Construction approvals for new housing in particular should be accelerated and more government services shifted online to ease strain on the understaffed bureaucracy, he urged.
Scholz said that the "mildew of bureaucracy" is paralysing Germany's economy and "causes frustration among the people who simply want Germany to function properly: That the railways run on time, that [Germany's] infrastructure - analogue and digital - is among the best in Europe, that government agencies give you a helping hand and don't make things difficult."
Scholz touted major proposed investments in German national railway Deutsche Bahn, which has been plagued in recent years by chronic delays in its long-distance passenger service.
Germans have complained for years of an understaffed and slow-moving government bureaucracy that can sometimes make simple tasks - such as registering a new address after moving house - difficult and time-consuming. Politicians from different parties have for years pledged to address the problem.

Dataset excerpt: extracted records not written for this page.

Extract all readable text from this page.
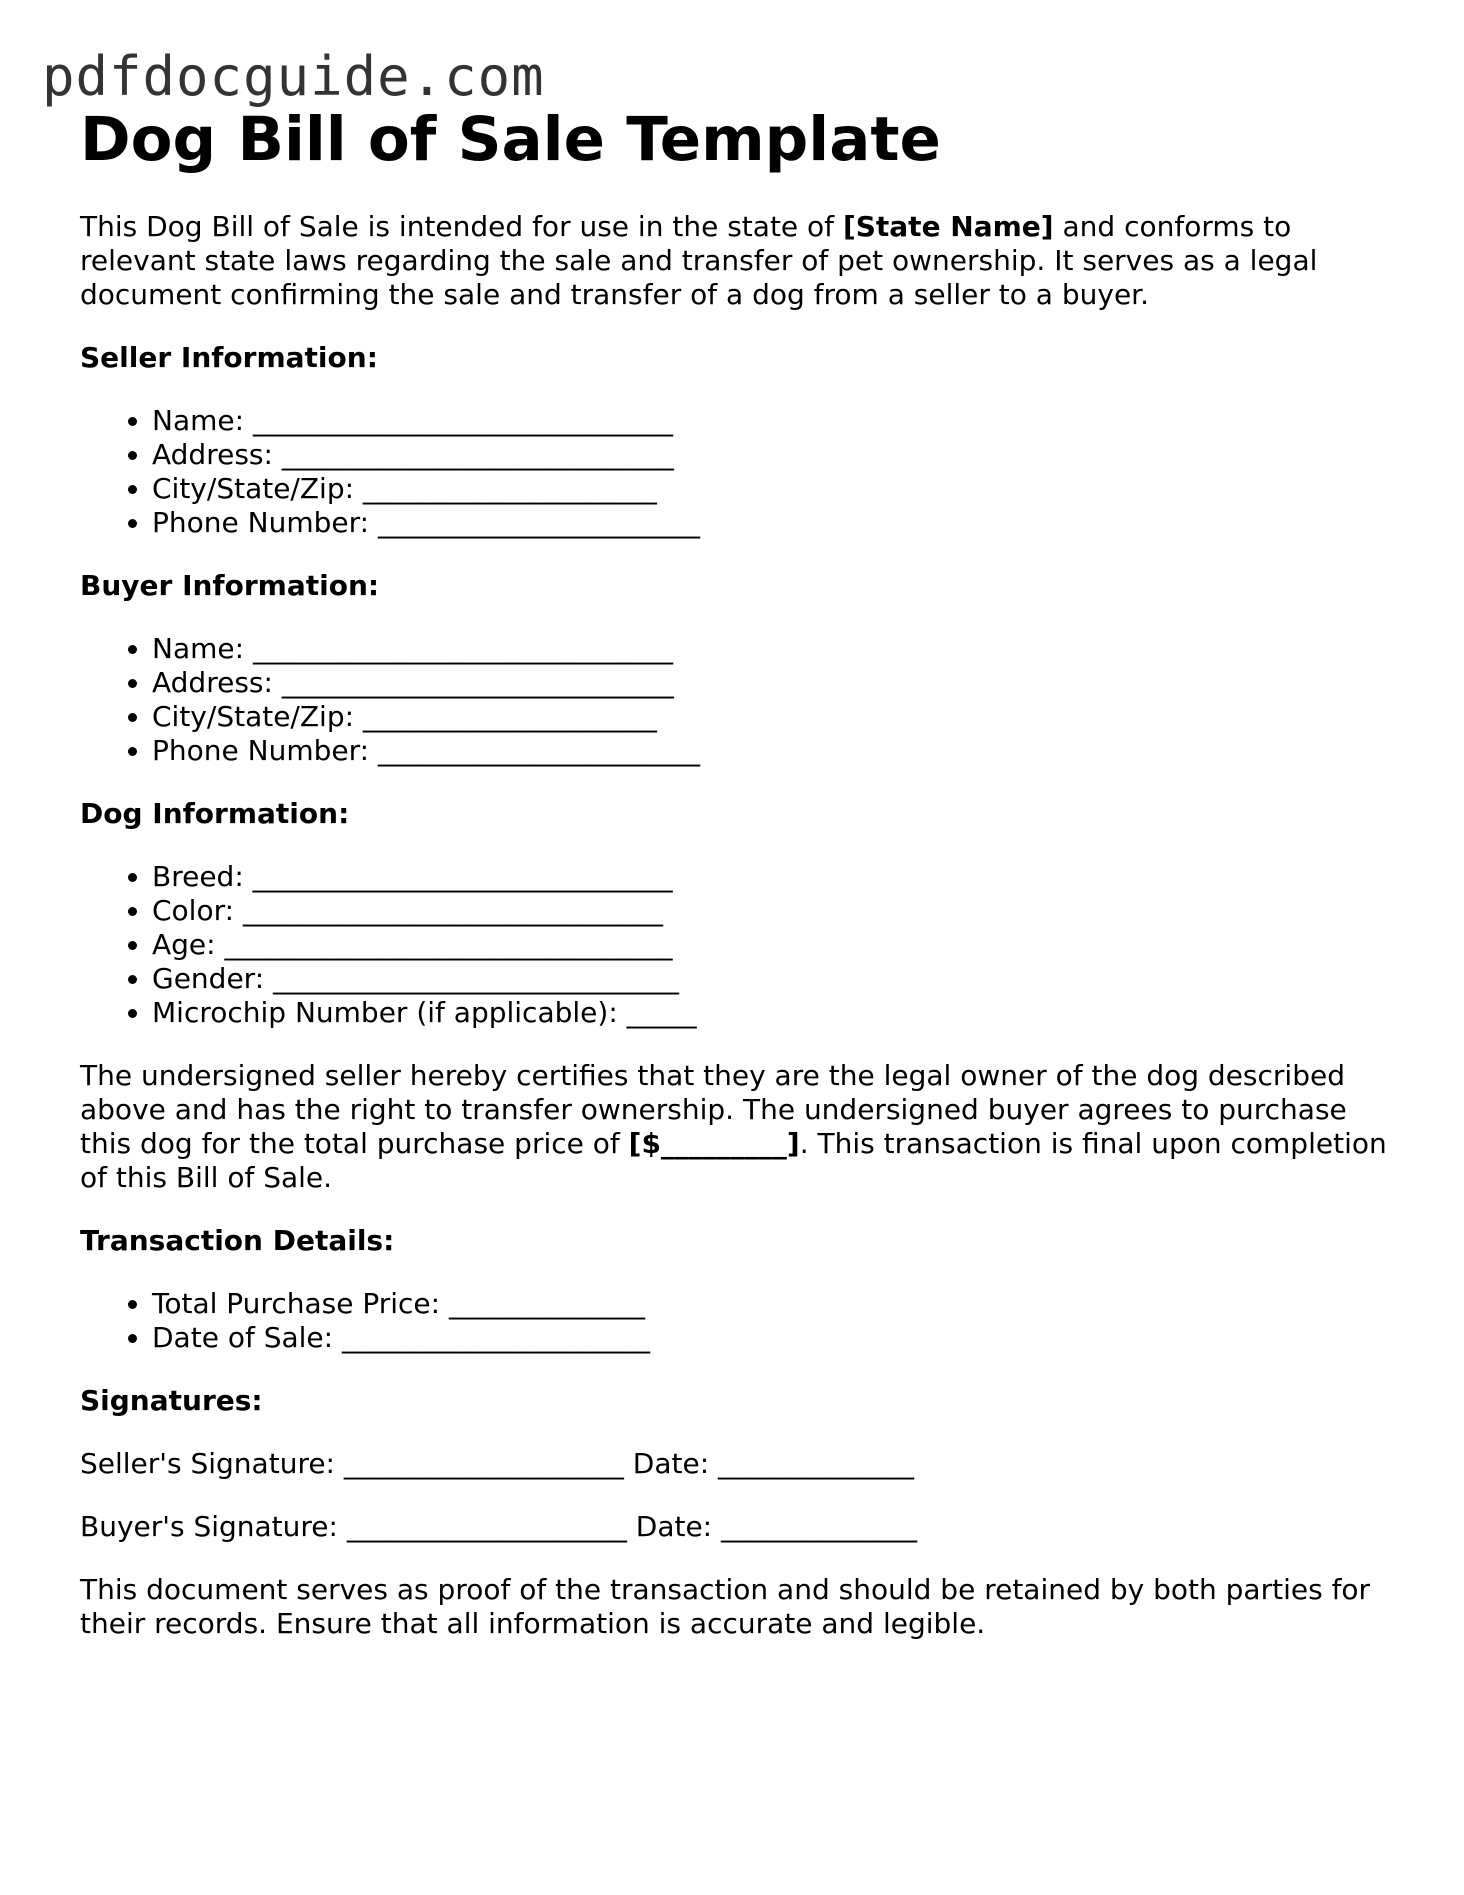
pdfdocguide.com
Dog Bill of Sale Template

This Dog Bill of Sale is intended for use in the state of [State Name] and conforms to relevant state laws regarding the sale and transfer of pet ownership. It serves as a legal document confirming the sale and transfer of a dog from a seller to a buyer.

Seller Information:
• Name: ______________________________
• Address: ____________________________
• City/State/Zip: _____________________
• Phone Number: _______________________
Buyer Information:
• Name: ______________________________
• Address: ____________________________
• City/State/Zip: _____________________
• Phone Number: _______________________
Dog Information:
• Breed: ______________________________
• Color: ______________________________
• Age: ________________________________
• Gender: _____________________________
• Microchip Number (if applicable): _____

The undersigned seller hereby certifies that they are the legal owner of the dog described above and has the right to transfer ownership. The undersigned buyer agrees to purchase this dog for the total purchase price of [$_________]. This transaction is final upon completion of this Bill of Sale.

Transaction Details:
• Total Purchase Price: ______________
• Date of Sale: ______________________
Signatures:

Seller's Signature: ____________________ Date: ______________

Buyer's Signature: ____________________ Date: ______________

This document serves as proof of the transaction and should be retained by both parties for their records. Ensure that all information is accurate and legible.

Conservative opposition leader Friedrich Merz, the head of the centre-right Christian Democratic Union (CDU), sharply criticized Scholz's government at the start of Wednesday's debate.
Merz accused Scholz's Social Democrats of wanting to expand government control over families and children.
He told Scholz that the opposition bloc doesn't merely object to details of the budget plans, which would overhaul several key welfare programmes, but also fundamentally opposes Scholz's understanding of state power.
Merz argued that Germany should be shrinking the size of government and pursuing major tax reforms to help small and medium-sized businesses instead of expanding the welfare state.
"But they don't want to do that because, of course, in all their class warfare rhetoric, they only ever talk about the rich and the broad shoulders that they think they have to carry even greater burdens," Merz shouted to applause from his own ranks.
Merz also accused Scholz's government of failing to live up to their promises to reinvest in defence made in the aftermath of Russia's full-scale invasion of Ukraine in February 2022.
Merz's party colleague and North Rhine Westphalian Premier Hendrik Wüst spoke of a "PR stunt." "Frankly speaking, I feel like I'm being made fun of," Wüst told the Rheinische Post local newspaper. He said Scholz's pact included projects that were already in the pipeline and that the federal states had been demanding for a long time.
In recent weeks, the coalition of Scholz's centre-lect Social Democratic Party (SPD), the Greens and the the pro-business Free Democrats (FDP) has had huge rows, especially over the heating law and the basic child allowance.
In surveys, more than two thirds of Germans are now dissatisfied with the work of the government. The British magazine The Economist recently even asked whether Germany was once again "the sick man of Europe."
Last week, the government had already tried to turn the tide by presenting a 10-point plan for the economy. The "Germany Pact" is now the second attempt to move beyond the defensive.
The second half of the German coalition's legislative period now has a new buzzword. While in the first two years there was the famous "Zeitenwende," or turning point, after the Russian attack on Ukraine that brought about a paradigm shift in German foreign and security policy, now it is the "Germany Pact."
From now until the 2025 elections, it seems the main issue will be how Germany repositions itself domestically.